Why Do Dogs Bite?
Dogs have been living with us for thousands of years. They are domesticated as opposed to their relative the wolf. However, dogs still have many instincts that wolves have and, in certain circumstances a dog will bite. We usually consider some of these reasons for biting acceptable or unacceptable, depending on the situation.
A dog defending his home and human family. We often hear and read stories about dogs defending their home and loved ones against an intruder. In these situations dogs are praised for attacking and biting someone who is trying to harm humans. We value and praise dogs that are willing to sacrifice themselves to defend their families. There are lots of dogs who act as protectors and guardians in this way.

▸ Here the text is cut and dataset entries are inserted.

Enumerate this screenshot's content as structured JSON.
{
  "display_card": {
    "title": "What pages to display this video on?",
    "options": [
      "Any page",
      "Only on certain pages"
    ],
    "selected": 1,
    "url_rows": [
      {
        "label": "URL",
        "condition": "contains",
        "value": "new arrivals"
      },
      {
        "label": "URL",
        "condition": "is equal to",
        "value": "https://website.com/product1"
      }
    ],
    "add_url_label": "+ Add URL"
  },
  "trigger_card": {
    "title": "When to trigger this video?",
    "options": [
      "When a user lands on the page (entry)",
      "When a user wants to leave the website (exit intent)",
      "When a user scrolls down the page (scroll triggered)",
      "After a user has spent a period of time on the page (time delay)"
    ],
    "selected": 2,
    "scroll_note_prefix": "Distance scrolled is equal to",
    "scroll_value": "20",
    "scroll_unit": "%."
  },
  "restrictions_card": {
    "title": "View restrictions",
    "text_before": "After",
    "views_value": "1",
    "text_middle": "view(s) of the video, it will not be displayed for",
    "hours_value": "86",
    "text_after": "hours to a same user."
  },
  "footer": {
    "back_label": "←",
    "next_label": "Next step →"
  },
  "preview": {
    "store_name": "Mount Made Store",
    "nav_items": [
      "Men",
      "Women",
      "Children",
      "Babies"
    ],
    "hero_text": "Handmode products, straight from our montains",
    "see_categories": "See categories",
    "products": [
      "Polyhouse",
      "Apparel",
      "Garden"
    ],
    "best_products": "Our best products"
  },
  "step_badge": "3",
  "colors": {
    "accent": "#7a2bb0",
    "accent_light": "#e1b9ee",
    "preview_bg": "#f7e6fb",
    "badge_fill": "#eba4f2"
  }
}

Dogs serving as military K9s and police dogs. Dogs have many roles in the military and as police dogs. Many of these dogs are trained in Schutzhund (“protection dog” in German). Schutzhund training involves a lot of education for a dog. Most of the dogs trained in Schutzhund are Belgian Malinois and German Shepherd Dogs but there are some other breeds. A trained protection dog can attack and bite on command.
A mother dog defending her puppies. Like most species, some mother dogs will attack strangers who bother their puppies. Most people understand this concept. Don’t bother a mother dog with her puppies unless they belong to you.
A dog biting out of fear. Some dogs will bite a person out of fear. This often doesn’t make sense to people because they associate biting with aggression but a fearful dog is more likely to bite than a dog that is confident. People often feel sorry for a dog that is shy and fearful. They try to approach the dog so they can comfort it or offer it help. In fact, they are making the dog much more nervous and fearful. The more they bother the dog, the more likely the shy dog is to bite.
Dogs will bite out of aggression. Dog aggression can be directed at other dogs or at people. Both situations are serious, but it is especially serious when a dog is aggressive toward humans. This is not the same as a dog that is defending his home or a mother dog defending her puppies. With aggression a dog may snap and growl at you if you try to take a toy away from him or try to remove his bowl of food. He might growl and snap at you if you try to make him move from his favorite sleeping spot. This is a serious situation. If your dog is displaying this kind of aggression toward you or someone in your home, you need professional help. Talk to your vet and a canine behaviorist if you want to try to keep the dog. If you know the dog has these problems before you get him, it is usually a good idea to pass on the dog and get a different dog. These are serious issues and not always easy to overcome.
As you can see, a dog biting can be good or bad, depending on the circumstances.